Nestle-owned Cereal Partner UK's ad for Honey Nut Shredded Wheat has been banned by the Advertising Standards Authority for its use of a "no added sugar" claim meant for its Shredded Wheat Original counterpart.
The ad featured both Honey Nut Shredded Wheat, which contains added sugar in the form of honey, and Shredded Wheat Original and Bitesize, which has no added sugar.
It showed a man in historical dress exercising in a variety of ways and handling wheat, with a voiceover playing as a packshot of Original and Bitesize Shredded Wheat is seen. The voiceover continues into a following scene showing the same man tasting honey from a jar, alongside a packshot of Honey Nut Shredded Wheat.
The ad, created by McCann London, drew a complaint in relation to the "no added sugar" statement appearing to relate to both types of cereal.
Cereal Partners UK stated that the ad was actually two ads – a Shredded Wheat Original ad that had been tagged with a second ad for Honey Nut Shredded Wheat and stated that the closing end-frame format was common amongst many advertisers, and it considered that the average consumer would recognise that there were two distinct and separate sections for different products.

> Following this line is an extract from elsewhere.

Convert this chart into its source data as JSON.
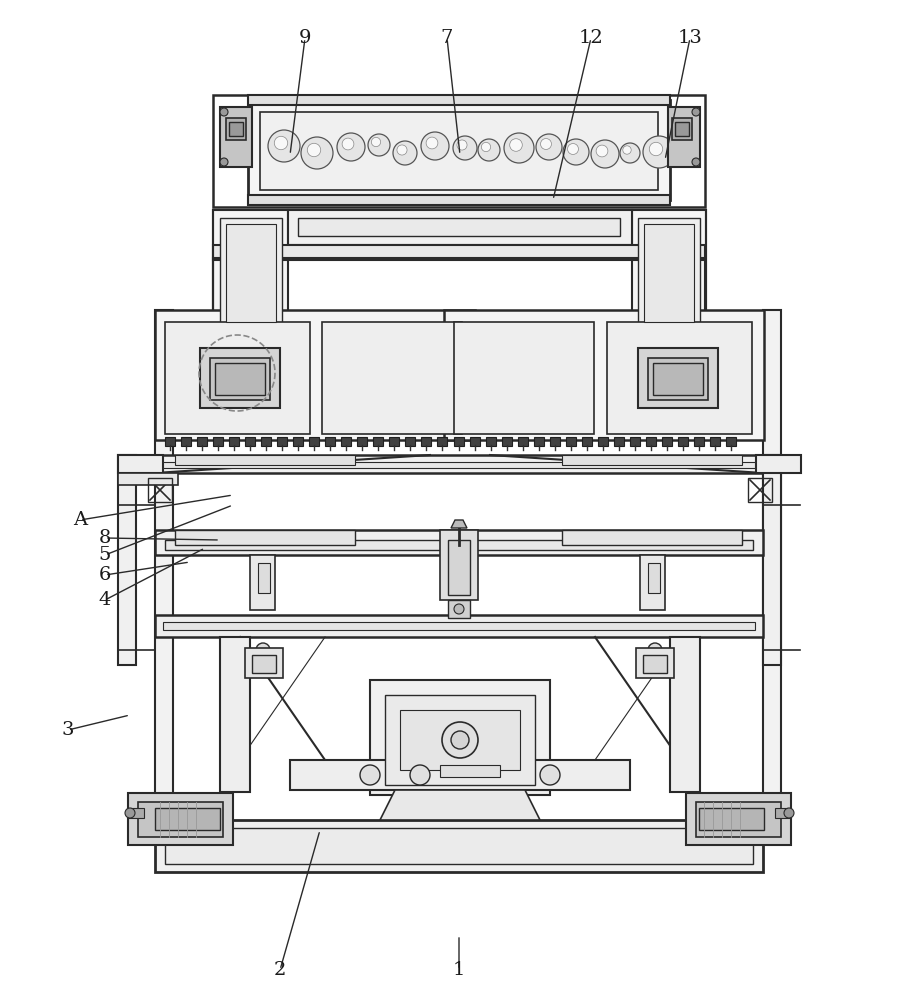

The ASA acknowledged that the ad featured two sections separated by a pack-shot and logo "peel", and that Cereal Partners UK considered that it was therefore clear to consumers that the claim "no added ... sugar" would apply only to the original variant of the product.
However, the ASA noted that the theme of the ad, with the same character and setting, carried through this packshot and linked the two sections together, and considered that consumers were consequently likely to interpret the ad as one whole, rather than two separate sections.
It considered that viewers would therefore understand the "no added sugar" claim to apply to all products with only the addition of natural honey, rather than supplementary sugar, in the Honey Nut variety.
The ASA ruled that ad must not appear again in its current form and told Cereal Partners UK to ensure that future ads for multiple products made clear to which product the relevant nutritional claims applied.